Forget post-partum depression. Instead, go back nine months to the event that triggered the partum and experience the latest form of the blues: “post-nuptial depression.”
Yes, it’s real–so real that CBS News is looking for new brides to tell all about the emptiness, the self-loathing that comes after the last grain of rice has fallen at your $50,000 wedding. (Thanks for the tip on the new trend from Inky reader K.C.) Here’s what Media Bistro chatroomer “abaird” has to say:
“If this is isn’t a joke, CBS News is in far worse shape than anyone could have ever predicted.”
Alas, it’s no joke, abaird. CBS is simply following on the heels of the BBC, which reported last August that post-nuptial depression strikes 1 in 10 new brides, ruining the honeymoon and causing many a pair of lovebirds to quit chirping.
For an example (from the London message board My Groovy Wedding) of the devastation that PND (the new acronym for the new mental disease) can wreak on even the most blissful of fledgling unions:
“I am very sorry to say that the post wedding come down hit me really hard and I found it hard to vocalise at the time.
“I’d say it took me a good 3-4 months to actually remember the most wonderful day of my life fondly, without feeling teary and empty….
“Another thought that I kept going back to was that that I’d never feel that gorgeous again, to be honest it was a bit of a surprise to me that I pulled it off in the first place! I have never been much of a girly girl & a lot of people were quite amazed by how well I scrubbed up on the day which was a first for me.
“The first two times I saw our wedding video I sat & cried throughout the whole thing (alright, the second time I was a bit p—-d which didn’t help!). Almost every day I would take out the photo album and trawl through the pictures again and again, usual in the morning after hubby had gone to work.”
And here’s an article from the U.K. Guardian recounting the woes of PND-struck Brit bride Carole Evans and her new hub:
“Evans’s husband recovered in a few days but her depression went on to last three months. She recalled: ‘We went back to the same flat and the same jobs, with nothing to show except thousands of pounds worth of debt incurred by the wedding.
“‘I’d never been depressed before and thought it must mean I had married the wrong person. I went off sex and I became withdrawn and uncommunicative. It was a terrible way to start a new shared life.’
“‘There is no happy ever after,’ said Phillip Hodson, a fellow of the British Association for Counselling and Psychotherapy, who suggests that at least 10 per cent of new spouses suffer a post-wedding depression which, if left untreated, can lead to despair and even separation.
“‘PND is a modern phenomenon that is already very widespread and is getting more common all the time,’ he said. ‘It ranges from vague discontent to full-scale depression. PND can last just a few days, though if left untreated can go on indefinitely, getting worse and more ingrained with time.’

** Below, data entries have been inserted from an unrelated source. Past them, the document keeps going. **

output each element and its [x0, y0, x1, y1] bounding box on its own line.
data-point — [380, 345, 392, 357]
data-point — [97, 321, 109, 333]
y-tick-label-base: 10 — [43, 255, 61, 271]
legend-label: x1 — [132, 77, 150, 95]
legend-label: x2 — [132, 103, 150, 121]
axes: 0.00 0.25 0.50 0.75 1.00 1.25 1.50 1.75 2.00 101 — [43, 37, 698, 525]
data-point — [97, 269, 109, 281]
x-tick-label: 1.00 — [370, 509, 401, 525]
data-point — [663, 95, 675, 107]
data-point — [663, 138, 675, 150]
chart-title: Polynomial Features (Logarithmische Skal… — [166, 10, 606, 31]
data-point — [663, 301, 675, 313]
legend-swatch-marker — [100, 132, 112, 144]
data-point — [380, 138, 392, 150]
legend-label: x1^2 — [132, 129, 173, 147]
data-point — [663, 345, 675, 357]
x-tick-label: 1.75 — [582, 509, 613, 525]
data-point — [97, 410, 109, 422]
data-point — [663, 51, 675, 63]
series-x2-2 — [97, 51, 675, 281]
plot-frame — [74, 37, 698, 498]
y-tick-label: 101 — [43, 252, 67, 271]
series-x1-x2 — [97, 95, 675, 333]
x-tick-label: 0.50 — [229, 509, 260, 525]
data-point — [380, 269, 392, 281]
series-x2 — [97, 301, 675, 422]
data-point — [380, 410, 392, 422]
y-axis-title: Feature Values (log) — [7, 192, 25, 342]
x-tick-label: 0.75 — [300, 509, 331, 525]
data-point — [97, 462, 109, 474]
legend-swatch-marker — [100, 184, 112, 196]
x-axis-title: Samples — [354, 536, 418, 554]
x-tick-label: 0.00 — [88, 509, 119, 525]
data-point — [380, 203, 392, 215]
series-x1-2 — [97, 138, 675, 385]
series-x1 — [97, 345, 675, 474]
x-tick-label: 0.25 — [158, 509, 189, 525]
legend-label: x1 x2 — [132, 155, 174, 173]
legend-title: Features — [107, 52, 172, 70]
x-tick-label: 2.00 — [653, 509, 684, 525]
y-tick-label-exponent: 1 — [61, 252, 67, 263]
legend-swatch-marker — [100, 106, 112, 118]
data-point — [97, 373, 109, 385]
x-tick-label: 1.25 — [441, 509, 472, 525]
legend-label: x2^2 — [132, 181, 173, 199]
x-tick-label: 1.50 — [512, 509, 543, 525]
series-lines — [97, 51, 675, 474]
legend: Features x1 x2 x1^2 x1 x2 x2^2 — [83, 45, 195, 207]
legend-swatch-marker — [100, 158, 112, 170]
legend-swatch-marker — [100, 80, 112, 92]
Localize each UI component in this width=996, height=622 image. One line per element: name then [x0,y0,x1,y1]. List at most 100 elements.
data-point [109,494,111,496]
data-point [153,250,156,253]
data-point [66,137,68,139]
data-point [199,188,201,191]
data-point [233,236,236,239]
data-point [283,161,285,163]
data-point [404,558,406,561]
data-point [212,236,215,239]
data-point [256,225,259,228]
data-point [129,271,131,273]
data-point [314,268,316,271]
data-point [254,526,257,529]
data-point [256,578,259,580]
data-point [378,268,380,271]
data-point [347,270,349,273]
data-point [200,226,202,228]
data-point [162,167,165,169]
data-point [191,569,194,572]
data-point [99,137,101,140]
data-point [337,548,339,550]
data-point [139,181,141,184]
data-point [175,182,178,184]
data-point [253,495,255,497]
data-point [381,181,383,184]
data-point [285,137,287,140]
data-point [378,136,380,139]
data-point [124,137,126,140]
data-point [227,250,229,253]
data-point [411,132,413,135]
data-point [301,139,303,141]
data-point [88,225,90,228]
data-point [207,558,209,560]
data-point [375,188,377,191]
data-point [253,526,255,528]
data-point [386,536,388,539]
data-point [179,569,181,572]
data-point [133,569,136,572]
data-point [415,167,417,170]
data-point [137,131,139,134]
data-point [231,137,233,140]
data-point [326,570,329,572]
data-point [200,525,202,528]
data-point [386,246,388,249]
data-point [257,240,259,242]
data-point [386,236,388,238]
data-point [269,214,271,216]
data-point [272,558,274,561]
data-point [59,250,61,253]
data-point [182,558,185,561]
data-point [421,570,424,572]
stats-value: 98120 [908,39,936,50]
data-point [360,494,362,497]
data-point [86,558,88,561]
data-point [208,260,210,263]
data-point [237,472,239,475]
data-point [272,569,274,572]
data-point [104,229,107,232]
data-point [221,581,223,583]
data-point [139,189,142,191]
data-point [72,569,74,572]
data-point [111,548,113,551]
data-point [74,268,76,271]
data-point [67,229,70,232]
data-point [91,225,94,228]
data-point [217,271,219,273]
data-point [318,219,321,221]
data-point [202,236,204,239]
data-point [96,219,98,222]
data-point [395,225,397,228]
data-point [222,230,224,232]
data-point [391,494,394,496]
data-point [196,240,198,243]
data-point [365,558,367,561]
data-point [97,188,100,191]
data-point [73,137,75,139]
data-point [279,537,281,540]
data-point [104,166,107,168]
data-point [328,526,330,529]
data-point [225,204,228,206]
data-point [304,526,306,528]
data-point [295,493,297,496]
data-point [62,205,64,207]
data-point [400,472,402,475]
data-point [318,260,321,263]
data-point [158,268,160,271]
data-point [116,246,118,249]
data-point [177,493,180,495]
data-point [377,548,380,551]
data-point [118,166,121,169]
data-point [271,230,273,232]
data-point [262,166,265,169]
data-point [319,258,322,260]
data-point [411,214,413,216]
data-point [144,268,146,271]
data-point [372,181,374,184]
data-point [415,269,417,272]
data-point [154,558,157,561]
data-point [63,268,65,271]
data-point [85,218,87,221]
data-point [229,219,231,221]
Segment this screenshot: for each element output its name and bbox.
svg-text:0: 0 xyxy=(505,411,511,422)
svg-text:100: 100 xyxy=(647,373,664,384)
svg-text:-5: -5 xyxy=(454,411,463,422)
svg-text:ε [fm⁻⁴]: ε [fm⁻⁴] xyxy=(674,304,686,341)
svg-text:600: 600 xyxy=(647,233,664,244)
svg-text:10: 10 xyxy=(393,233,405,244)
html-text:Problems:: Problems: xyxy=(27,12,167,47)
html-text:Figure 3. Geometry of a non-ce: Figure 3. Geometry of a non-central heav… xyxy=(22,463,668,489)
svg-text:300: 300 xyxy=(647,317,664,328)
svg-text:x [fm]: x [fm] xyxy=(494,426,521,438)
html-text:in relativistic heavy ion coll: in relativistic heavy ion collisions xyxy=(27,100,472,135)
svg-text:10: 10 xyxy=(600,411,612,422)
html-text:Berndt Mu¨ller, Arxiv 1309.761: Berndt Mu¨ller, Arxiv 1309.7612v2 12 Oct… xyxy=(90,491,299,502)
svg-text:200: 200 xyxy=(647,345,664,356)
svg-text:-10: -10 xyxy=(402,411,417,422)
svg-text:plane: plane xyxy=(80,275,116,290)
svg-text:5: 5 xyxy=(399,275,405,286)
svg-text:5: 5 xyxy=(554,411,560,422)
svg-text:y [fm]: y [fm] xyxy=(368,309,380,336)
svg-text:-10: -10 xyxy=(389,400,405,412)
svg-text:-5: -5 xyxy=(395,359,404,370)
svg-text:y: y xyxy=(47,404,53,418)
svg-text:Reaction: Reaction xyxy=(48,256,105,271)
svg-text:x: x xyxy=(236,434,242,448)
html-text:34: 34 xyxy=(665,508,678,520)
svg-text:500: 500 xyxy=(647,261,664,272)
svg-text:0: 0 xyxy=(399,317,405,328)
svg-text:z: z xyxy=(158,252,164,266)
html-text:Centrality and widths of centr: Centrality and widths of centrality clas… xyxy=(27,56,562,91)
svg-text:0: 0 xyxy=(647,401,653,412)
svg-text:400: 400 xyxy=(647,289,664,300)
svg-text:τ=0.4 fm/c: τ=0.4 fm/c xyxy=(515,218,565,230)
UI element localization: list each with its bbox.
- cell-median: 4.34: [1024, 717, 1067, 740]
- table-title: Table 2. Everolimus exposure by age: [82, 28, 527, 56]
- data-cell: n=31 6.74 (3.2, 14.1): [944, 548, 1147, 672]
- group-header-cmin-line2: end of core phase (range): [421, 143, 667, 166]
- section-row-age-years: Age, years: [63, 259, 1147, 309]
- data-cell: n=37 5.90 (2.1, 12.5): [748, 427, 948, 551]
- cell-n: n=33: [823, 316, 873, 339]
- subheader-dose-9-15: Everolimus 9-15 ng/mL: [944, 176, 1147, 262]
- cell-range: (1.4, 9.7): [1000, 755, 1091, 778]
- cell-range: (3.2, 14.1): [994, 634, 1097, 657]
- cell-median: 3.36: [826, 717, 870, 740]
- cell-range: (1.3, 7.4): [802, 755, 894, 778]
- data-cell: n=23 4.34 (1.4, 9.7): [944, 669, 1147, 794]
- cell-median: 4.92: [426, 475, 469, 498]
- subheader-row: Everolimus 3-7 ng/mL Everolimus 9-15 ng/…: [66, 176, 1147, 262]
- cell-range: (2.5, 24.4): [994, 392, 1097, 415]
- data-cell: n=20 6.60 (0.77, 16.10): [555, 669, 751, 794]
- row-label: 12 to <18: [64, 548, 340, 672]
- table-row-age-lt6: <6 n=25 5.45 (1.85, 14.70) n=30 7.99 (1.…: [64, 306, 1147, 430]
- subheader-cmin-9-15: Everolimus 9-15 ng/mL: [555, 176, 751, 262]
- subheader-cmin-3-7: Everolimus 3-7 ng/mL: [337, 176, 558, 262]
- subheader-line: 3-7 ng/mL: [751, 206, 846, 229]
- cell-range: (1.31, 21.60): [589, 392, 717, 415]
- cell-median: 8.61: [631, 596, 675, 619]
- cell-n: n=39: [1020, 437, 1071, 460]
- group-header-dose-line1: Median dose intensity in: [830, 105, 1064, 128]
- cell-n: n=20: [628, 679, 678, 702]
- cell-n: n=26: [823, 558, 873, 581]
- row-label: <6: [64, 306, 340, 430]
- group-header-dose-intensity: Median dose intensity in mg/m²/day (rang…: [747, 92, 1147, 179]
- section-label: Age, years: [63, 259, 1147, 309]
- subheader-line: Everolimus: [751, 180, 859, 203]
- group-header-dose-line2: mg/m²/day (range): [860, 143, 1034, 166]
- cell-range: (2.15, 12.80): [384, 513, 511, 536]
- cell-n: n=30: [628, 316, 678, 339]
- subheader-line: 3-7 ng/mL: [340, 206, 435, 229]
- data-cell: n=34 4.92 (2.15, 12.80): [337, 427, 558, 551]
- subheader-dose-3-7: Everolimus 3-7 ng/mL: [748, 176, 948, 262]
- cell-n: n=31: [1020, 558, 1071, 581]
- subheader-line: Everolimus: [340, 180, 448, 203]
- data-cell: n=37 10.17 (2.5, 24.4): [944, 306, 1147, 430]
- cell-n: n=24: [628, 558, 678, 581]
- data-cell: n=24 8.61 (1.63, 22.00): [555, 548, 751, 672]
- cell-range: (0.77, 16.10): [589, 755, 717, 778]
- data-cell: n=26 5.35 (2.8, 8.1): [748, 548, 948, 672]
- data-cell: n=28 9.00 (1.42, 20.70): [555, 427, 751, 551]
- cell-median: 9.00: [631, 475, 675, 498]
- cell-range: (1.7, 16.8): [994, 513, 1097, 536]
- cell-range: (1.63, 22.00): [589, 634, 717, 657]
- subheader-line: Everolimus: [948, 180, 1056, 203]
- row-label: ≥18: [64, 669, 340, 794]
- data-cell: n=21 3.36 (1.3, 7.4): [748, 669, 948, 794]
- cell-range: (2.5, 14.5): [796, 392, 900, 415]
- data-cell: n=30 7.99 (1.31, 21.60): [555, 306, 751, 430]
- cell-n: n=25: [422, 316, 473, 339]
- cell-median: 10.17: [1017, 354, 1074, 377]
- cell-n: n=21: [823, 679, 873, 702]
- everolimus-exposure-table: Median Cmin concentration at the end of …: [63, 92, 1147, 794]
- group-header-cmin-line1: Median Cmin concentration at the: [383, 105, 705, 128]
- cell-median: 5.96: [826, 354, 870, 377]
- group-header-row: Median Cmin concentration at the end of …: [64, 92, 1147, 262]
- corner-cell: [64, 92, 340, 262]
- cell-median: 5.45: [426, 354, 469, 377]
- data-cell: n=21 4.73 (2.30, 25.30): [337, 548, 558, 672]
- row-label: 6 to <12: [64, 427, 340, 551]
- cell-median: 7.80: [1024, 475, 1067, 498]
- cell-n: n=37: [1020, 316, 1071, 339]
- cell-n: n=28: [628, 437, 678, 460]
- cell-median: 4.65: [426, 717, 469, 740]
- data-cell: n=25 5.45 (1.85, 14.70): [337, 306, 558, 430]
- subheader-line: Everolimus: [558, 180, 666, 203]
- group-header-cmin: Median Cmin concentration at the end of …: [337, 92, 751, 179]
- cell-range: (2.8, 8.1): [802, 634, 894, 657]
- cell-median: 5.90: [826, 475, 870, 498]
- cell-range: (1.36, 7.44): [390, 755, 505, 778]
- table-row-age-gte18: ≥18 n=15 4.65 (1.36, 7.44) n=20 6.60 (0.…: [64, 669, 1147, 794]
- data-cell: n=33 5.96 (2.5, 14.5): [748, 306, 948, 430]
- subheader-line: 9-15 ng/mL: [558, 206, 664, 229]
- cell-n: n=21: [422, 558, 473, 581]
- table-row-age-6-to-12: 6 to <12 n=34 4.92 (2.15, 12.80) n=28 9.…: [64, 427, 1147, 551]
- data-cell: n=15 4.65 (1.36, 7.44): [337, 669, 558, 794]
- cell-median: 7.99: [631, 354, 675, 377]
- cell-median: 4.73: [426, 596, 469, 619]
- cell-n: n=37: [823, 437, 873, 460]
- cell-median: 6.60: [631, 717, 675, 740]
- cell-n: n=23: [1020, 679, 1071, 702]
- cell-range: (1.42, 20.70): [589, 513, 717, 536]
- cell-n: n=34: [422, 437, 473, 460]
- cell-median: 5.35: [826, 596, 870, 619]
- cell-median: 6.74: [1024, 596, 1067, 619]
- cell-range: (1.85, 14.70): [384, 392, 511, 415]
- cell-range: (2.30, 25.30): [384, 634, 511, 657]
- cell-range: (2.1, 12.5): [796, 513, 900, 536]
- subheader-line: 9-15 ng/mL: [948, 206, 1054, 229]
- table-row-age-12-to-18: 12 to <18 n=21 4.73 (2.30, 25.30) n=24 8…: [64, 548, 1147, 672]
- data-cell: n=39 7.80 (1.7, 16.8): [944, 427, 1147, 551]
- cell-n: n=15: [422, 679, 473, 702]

“Post-wedding depression stems from the belief that marriage will somehow elevate the participants to a higher, happier state of existence. That the reality of married life is fairly mundane, often boring and frequently stressful, is a hard fact facing thousands of new brides and grooms each year.”
Ah, only in the affluent West do people need to invent new ways to feel miserable. I myself would recommend a nice bubble bath and a get-real pill to PND sufferers, but instead I suspect that we’ll see a whole new branch of the therapy industry arising to help new brides cope with the fact that, no, married life is not one long honeymoon.
And with same-sex marriage now a reality, expect PND to get pushed aside in favor of an even newer way to make yourself unhappy, PGND.